I applaud most of Christian's comments, although I find Kremer's interpretive choices mostly stimulating rather than narcissistic which unfortunately is how I find some of Mutter's here. I think we'd all agree that no performer is justified in changing the notes (although that was more acceptable in an earlier age) but how far can Kremer justifiably stretch the commonly held notion of "vivace"? Note the question-marks - I'm inquiring, not dictating.

Edited: October 19, 2017, 12:57 PM · Steve, I don't know how many serious violinists would happily limit themselves to a mere interpretative artist. But maybe I am confused. Can you explain to us a bit more about what does it mean for an artist to be an interpretative or a creative one? That is, what are the necessary conditions an artist must meet in order to be called creative artist? What is the boundary that crossing which one is no longer an interpretive artist? When such line has been crossed, in your opinion, if and when is it a genuine attempt to be original or is it always boils down to "draw attention to herself"? Inquiry mind wants to know. :-)
October 19, 2017, 1:32 PM · This is going to sound pretty pompous, but I appreciate your interest in my cod philosophy!

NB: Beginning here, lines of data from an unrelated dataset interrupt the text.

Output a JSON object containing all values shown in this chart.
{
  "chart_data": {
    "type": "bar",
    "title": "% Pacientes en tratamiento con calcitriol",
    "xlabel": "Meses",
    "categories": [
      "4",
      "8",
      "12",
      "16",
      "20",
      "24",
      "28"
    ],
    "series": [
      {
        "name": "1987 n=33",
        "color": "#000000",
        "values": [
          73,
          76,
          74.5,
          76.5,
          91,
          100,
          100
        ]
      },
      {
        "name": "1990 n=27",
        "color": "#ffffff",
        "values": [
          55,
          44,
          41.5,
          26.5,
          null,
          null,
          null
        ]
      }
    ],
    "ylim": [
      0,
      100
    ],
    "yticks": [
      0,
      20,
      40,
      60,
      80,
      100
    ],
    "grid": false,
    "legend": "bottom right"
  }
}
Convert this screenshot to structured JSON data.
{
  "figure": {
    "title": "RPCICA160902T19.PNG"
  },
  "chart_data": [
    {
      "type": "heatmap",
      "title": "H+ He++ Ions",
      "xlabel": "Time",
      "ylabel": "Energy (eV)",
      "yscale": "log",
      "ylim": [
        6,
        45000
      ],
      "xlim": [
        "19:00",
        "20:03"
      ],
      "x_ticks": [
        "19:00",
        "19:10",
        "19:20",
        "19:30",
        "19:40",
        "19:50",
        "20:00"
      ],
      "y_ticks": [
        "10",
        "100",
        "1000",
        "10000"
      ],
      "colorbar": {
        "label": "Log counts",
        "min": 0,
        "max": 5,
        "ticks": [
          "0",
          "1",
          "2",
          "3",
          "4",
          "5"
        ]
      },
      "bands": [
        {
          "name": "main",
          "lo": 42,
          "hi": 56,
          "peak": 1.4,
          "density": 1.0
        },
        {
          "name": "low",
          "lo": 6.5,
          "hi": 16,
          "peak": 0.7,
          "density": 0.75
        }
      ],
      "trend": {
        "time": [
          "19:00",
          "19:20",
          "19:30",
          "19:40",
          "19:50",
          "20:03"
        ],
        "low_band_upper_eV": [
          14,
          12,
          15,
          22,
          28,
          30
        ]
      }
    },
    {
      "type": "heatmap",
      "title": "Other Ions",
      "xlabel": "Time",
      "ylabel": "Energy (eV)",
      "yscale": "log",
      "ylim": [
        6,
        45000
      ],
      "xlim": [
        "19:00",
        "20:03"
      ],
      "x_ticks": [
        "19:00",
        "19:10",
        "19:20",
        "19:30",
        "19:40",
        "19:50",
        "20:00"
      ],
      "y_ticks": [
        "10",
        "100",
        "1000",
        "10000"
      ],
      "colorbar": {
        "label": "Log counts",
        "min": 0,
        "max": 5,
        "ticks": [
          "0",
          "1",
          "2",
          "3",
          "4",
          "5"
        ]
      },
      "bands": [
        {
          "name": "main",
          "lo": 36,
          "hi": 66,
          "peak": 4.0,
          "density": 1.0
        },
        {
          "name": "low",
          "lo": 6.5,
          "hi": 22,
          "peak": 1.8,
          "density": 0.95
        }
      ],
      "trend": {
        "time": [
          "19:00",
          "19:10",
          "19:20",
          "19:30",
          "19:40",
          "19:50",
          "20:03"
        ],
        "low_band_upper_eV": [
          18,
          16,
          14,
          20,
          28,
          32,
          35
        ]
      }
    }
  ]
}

I guess if you accept that a distinction can or should be made between "creative" and "interpretative" (just words of course, remembering Alice and Humpty Dumpty!), I'd say that a creative artist is one who leaves a beautiful artifact behind in some kind of concrete form. Now we have recordings you might say the violinist does leave something behind, although it's a collaborative rather than an individual creation and the player is undoubtedly the junior partner. Where the boundary between constructive interpretation and destructive distortion is considered to lie is entirely a matter of changing fashion and personal taste. Does that make any sense at all?

October 19, 2017, 1:53 PM · It makes sense and I can see where you come from, Steve. I think you'd agree that it's bit of a slippery slope... btw, what is cod philosophy?
Edited: October 20, 2017, 12:42 AM · I meant to imply "homespun". I wondered if you'd ask what sort of artist I'd call a jazz violinist, and my ready answer was a "performance artist" which is another convenient and simplistic label.

"Cod philosophy, sometimes cod-philosophy, is a term for the personal philosophy of the masses, or the philosophical musings of one who has not formally studied philosophy. The word "cod" comes from first syllable of "codswallop", and so the term carries with it a negative connotation." Just right!